Want to try paddling your way on rivers, seas, and lakes but not fond of large watercrafts such as kayaks or canoes? It would be best if you tried standup paddle boarding then. Shorted as SUP, standup paddle boarding is an activity that significantly fits those who want to cruise without bringing bulky things with them. You can workout SUP exercises.
SUP’s aren’t necessarily smaller in size than the average kayaks or canoes. However, their straightforward design allows for more effortless loading to the car roof rack. You can even transport a large SUP board without using a trolley.
Are we so feeling jumpy to buy a SUP paddleboard? Wait for a second. Just like kayaking and canoeing, SUP gives several benefits. Let’s discuss the significant ones in this article.
Should You Try SUP For Fitness?
SUP is similar to surfing in specific ways. For example, you have to work to maintain your balance on the board.

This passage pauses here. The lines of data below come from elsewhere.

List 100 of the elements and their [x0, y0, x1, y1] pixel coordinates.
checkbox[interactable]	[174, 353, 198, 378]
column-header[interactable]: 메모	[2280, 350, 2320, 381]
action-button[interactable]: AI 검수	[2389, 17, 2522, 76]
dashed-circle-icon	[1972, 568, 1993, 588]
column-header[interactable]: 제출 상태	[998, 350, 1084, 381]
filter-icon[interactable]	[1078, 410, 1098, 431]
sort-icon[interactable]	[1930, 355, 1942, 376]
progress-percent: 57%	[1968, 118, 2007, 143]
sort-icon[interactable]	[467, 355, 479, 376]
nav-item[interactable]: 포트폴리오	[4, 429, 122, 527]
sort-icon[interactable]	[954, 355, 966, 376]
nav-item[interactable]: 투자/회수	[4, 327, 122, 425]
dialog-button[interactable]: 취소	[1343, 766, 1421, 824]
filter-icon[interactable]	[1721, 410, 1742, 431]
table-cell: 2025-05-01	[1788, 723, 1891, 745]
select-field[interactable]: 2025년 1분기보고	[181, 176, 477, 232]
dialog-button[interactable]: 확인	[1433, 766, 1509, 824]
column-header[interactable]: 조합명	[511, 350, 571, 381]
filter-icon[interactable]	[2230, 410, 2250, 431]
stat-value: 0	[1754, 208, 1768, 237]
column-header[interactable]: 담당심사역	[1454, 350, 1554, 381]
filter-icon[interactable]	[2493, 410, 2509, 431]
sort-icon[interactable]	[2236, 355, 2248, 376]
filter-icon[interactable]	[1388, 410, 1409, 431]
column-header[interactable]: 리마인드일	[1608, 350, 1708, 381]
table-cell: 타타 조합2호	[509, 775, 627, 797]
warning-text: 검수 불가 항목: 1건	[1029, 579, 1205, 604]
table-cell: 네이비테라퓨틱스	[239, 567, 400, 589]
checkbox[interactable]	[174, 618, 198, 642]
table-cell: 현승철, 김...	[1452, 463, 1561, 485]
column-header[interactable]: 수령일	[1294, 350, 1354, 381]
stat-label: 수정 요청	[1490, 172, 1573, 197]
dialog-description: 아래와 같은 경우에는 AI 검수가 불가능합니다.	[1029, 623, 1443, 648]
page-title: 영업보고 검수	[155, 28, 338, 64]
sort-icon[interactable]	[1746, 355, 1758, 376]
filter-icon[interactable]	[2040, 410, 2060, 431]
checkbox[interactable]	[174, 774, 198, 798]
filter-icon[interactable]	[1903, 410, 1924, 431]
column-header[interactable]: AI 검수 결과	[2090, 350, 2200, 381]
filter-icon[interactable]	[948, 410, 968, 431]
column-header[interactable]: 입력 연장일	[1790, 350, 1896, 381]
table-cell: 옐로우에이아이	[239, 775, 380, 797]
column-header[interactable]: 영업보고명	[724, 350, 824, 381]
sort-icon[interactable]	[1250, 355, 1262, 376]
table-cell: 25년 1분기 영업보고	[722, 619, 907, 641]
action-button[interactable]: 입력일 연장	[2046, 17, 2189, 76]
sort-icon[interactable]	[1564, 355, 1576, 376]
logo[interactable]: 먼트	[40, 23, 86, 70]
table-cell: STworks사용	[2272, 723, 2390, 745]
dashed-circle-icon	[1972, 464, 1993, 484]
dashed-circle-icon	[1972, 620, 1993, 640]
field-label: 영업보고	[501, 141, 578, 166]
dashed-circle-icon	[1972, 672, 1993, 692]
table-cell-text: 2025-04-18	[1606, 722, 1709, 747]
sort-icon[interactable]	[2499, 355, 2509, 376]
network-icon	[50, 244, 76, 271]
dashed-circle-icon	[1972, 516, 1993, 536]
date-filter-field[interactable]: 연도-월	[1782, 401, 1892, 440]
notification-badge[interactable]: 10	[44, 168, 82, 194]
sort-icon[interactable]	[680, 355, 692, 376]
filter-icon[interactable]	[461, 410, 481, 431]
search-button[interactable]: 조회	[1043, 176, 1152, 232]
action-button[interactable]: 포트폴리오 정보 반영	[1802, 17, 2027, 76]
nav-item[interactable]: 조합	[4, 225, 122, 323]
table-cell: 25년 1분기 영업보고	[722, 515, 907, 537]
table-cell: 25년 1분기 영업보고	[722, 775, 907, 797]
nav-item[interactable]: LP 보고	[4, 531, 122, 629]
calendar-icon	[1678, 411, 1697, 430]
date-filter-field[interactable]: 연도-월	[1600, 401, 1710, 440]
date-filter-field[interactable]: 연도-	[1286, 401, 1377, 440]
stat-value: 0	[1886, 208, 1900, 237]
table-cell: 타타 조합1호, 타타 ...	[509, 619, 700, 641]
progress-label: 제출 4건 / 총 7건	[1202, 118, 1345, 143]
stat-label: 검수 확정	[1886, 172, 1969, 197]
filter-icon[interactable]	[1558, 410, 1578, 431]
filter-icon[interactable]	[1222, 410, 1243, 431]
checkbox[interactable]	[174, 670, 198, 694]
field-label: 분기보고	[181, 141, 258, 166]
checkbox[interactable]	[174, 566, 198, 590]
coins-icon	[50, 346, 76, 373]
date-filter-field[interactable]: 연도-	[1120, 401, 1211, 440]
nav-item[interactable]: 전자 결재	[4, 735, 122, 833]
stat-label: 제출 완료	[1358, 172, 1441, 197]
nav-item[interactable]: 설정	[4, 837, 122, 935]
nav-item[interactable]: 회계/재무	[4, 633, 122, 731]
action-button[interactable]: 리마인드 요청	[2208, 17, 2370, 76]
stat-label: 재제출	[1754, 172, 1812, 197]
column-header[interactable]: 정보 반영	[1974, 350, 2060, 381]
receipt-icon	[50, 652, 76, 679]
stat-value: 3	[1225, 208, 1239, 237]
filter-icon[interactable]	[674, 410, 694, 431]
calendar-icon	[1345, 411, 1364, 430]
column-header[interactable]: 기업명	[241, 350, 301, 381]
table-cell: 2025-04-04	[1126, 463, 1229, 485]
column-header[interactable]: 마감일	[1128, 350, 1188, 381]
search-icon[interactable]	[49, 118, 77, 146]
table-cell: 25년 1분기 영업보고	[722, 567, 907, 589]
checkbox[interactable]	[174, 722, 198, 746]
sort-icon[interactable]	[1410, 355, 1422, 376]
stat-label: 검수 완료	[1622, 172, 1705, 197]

Doing so requires frequent weight shifting and adjusting of your standing position. You’ll also have to mind the paddle, which isn’t very light for determining which direction to go.
And if surfing and fitness correlate, so does SUP and fitness.
Maintaining balance is even harder on rockier waters. This isn’t bad. Rockier water means that you have to exert more effort on keeping yourself stable on the standup paddleboard. This puts your core to work and shapes the abdominal muscles.
Many say that riding a SUP provides the benefits that planking gives. However, it’s more enjoyable because you’re not only exercising but also having the right cruise.
SUP is great for building leg strength too. You’re standing and maintaining your footing on the SUP board all the time. Continuous standing helps to strengthen leg muscles. It does miracles for the knees too. Furthermore, it sharpens the thighs which women would want.
So how many calories will you burn by SUP? Riding the SUP board for 1-hour burns about 300-400 calories. The calories that you burn via SUP are a lot higher than calories burnt after doing a workout consisting of push-ups, curl-ups, planking, etc.
Does SUP Make You Healthy?
Many also inquire about SUP and health. Does SUP boost my vitals? Will I experience if I spend too much time doing SUP? Do I have to take pills for it to be more effective for fitness?. These are some of the questions that the unfamiliar have.
SUP boosts vitamin D levels. Riding the SUP board means that you have to expose yourself to the sun. And frequent exposure to sunlight helps your body produce more vitamin D. Vitamin D contributes to better bone structure and health. Therefore, SUP is an ideal exercise for those who want to avoid osteoporosis and other related conditions.
Your mental health benefits from SUP too. SUP is a delightful activity. Being on the SUP board is a very breezy and care-free experience. Moreover, locations for doing SUP are filled with sceneries that relax the mind. If you want to escape from stress, SUP is an option.
SUP is a low-impact recreational activity. Being low impact, SUP puts your muscles to work but doesn’t strain them. SUP is very friendly to the body and won’t risk your injuries. But at the same time, it provides the benefits that high-impact recreational activities offer.
What Are Some SUP Exercises for Beginners?
Here are some of the simple SUP exercises that help you burn calories and get your bearing on the board at the same time.
Stand Up – Plank Position Exercise
This exercise is fundamental. To dong this, you won’t have to use the paddle. All you need is to get the SUP board floating and ride on it. Do these afterward:
- Stand erect on the paddleboard. Place your feet a bit apart from each other to ensure balance.
- Raise your hands high up toward the sky. Inhale and exhale five times.
- Proceed to do a planking position. Maintain this for 30 seconds
- Do step 2 again and proceed to step 3. Keep doing the cycle for at least 16 counts.
SUP Torso and Arm Exercise Using The Paddle
This exercise helps to shape your torso and arms. It also allows you build arm strength to use the SUP paddle efficiently. Here are what you have to do:
- Assume a kneeling position. Place the right of the left knee on the paddleboard. The other knee should have a higher position with the feet placed in front of the torso.
- Pick the paddle in front of you and raise it at shoulder level. Arms should be straightened and not bent.
- Start moving the arms from side to side.
- Put the paddle back on the SUP board.
- Return to step 2 and proceed to the next steps. Keep doing the cycle for 16 counts.
Conclusion
Try SUP if you’re looking for a recreational activity that’s fun and highly beneficial. It will shape and build your body. Furthermore, it’s not as dangerous as other watersports. It might be cheaper too. With that being said, get a SUP board now to be fitter and healthier!